Izewski’s preparation for the race was practically flawless. Before the event he spent a month in Florida acclimating to the heat. Prior to that, he had planned to use last September’s Berlin Marathon as a springboard but decided to pull out at the seven-mile mark when a hip issue arose.
Good thing he did. The last thing he needed was a nagging type of issue going into Orlando. The thought even crossed his mind that it might be career-threatening. So prudence paid off.
Josh’s parents (Ron and Christine), along with his brother (Alex) and sister-in-law (Erica) were in Orlando to cheer for their favorite runner. That sort of support is always helpful.
“I think they were happy and I think they were proud,” Izewski said. “They’re going to try convince me not to dwell on the fact I was just 72 seconds off.”
Izewski’s next major race could be the Broad Street Run 10-Miler in early May. He’s finished in the top five in the past. Now he might have his eye set on the top prize.
“Being from the area, it’s one of those races where I’d like to come in and win,” he said. “Hopefully maybe this will be the year.”
United States mile record-holder Alan Webb was one of the illuminaries to congratulate the Doylestown runner in Orlando.
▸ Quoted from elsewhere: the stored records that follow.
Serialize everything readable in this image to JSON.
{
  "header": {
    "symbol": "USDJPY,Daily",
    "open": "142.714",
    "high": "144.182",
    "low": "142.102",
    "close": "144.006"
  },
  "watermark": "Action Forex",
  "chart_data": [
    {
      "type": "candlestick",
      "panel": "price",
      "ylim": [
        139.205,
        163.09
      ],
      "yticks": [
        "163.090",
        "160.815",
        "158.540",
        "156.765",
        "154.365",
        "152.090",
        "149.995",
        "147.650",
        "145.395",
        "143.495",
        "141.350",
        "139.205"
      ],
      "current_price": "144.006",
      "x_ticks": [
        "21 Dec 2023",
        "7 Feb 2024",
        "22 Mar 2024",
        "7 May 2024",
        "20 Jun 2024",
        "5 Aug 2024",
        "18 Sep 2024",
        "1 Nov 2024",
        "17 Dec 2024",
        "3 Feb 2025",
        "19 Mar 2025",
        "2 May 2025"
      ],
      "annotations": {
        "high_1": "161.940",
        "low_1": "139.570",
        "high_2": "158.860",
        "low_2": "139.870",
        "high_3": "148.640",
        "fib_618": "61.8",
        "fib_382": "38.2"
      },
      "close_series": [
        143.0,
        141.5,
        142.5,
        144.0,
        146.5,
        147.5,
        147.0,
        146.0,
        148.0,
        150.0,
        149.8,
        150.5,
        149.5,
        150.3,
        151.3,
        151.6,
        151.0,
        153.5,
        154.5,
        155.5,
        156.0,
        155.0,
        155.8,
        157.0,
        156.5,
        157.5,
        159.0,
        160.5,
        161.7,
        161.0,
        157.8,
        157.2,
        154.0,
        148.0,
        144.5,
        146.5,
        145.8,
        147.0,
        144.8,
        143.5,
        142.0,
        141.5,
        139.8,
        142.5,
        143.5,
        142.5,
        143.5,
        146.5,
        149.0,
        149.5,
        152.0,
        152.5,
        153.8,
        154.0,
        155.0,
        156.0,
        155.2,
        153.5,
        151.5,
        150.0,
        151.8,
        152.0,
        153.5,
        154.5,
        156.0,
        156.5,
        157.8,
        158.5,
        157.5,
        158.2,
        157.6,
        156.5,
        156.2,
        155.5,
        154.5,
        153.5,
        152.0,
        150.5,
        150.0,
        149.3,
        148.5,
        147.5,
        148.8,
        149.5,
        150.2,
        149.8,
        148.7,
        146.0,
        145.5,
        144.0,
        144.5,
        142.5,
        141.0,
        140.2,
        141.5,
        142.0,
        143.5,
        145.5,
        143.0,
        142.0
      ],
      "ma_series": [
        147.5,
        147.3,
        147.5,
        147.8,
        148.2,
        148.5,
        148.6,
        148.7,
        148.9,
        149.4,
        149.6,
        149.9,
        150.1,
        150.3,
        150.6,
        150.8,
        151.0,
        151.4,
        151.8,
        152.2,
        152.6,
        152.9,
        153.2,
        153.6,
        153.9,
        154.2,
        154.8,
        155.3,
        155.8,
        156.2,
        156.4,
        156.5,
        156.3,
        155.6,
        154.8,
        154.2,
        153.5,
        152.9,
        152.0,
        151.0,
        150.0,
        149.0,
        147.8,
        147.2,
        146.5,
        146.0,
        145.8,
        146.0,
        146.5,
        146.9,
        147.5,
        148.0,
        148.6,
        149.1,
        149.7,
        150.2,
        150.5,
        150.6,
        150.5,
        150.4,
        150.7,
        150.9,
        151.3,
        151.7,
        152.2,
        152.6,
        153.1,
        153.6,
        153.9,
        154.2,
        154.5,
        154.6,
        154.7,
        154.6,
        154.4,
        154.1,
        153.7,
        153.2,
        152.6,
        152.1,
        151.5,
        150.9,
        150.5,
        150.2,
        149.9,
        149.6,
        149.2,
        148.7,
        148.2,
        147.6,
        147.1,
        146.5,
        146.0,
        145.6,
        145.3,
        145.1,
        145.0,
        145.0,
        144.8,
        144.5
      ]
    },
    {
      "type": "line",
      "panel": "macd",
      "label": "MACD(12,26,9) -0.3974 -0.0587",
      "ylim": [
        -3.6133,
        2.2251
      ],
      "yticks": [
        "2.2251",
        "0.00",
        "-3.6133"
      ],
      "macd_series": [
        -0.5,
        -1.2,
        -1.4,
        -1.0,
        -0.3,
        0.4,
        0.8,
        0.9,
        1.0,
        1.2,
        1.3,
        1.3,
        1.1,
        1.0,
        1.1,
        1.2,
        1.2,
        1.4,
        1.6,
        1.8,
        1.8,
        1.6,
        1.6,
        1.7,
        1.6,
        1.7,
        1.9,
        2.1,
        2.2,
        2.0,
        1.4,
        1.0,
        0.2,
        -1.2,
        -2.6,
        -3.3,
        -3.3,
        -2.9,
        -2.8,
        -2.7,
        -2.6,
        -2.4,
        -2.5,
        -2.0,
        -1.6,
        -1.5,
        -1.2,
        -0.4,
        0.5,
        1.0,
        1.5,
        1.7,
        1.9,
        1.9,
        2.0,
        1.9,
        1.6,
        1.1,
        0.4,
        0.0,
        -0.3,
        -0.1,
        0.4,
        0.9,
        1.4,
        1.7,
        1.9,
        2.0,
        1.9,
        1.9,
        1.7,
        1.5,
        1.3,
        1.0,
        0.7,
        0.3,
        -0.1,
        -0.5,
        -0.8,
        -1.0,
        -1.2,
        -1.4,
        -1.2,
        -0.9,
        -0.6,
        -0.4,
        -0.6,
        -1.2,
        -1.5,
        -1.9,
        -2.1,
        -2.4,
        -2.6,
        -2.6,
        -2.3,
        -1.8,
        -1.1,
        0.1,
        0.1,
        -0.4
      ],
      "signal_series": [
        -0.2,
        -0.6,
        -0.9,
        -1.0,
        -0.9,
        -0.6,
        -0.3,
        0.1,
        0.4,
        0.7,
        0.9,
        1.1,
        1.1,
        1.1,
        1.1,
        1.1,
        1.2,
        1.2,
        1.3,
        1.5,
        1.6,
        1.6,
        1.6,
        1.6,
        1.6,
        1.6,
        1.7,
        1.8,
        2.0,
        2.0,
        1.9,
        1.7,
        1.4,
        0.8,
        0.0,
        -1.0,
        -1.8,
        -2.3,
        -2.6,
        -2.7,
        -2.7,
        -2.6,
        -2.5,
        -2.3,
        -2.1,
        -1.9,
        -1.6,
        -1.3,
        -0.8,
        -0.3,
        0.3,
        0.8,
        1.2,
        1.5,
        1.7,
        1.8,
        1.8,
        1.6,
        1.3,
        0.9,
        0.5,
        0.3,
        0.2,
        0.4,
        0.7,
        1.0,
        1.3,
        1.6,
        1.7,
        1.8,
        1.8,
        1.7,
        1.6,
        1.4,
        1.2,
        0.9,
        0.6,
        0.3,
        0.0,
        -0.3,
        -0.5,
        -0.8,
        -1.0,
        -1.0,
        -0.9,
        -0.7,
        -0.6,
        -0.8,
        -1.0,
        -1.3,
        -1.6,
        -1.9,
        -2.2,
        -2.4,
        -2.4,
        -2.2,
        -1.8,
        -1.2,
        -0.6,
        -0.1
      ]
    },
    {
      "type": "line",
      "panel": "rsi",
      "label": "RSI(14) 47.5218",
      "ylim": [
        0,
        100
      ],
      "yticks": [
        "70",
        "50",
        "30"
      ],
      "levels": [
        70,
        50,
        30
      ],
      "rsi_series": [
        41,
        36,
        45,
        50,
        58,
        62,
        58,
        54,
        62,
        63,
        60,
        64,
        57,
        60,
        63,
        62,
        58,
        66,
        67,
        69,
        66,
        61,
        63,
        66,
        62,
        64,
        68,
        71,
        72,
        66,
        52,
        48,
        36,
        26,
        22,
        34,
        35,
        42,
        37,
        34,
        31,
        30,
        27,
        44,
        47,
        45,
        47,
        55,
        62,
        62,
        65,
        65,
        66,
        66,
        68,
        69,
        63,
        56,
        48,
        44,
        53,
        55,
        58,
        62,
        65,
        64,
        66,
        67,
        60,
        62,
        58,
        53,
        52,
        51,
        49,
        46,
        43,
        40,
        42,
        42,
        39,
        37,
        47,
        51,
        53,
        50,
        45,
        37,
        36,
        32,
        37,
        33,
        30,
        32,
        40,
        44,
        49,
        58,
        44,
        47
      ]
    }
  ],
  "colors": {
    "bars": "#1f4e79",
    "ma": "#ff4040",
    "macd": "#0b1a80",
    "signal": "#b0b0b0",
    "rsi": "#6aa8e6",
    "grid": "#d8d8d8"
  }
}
Another was Keith Brantly, the University of Florida product, who was an Olympian in 1996.
“He’s been a huge inspiration,” Izewski said. “A mentor to talk to before the race. He gets my head right before races.”
Eder set a personal best (gun time) for her career and reported no problem with the weather conditions, which were humid and climbing into the 70s by the time the women runners reached the 20-mile mark just after 12 noon.
She wanted to finish in the top 50, so 34th exceeded expectations.
“I’m really happy with it,” she said. “I definitely wanted to give it my all. I did adjust for the heat slightly. I kind of went out conservatively. Compared to the rest of the field, I felt like I played it pretty safe.
“I stopped looking at my watch about halfway through and just focused on the next person in front of me and just trying to reel them in. I was definitely picking people off at the end. I really wanted to finish in the top 50 so I felt like I needed to run the first half conservatively.”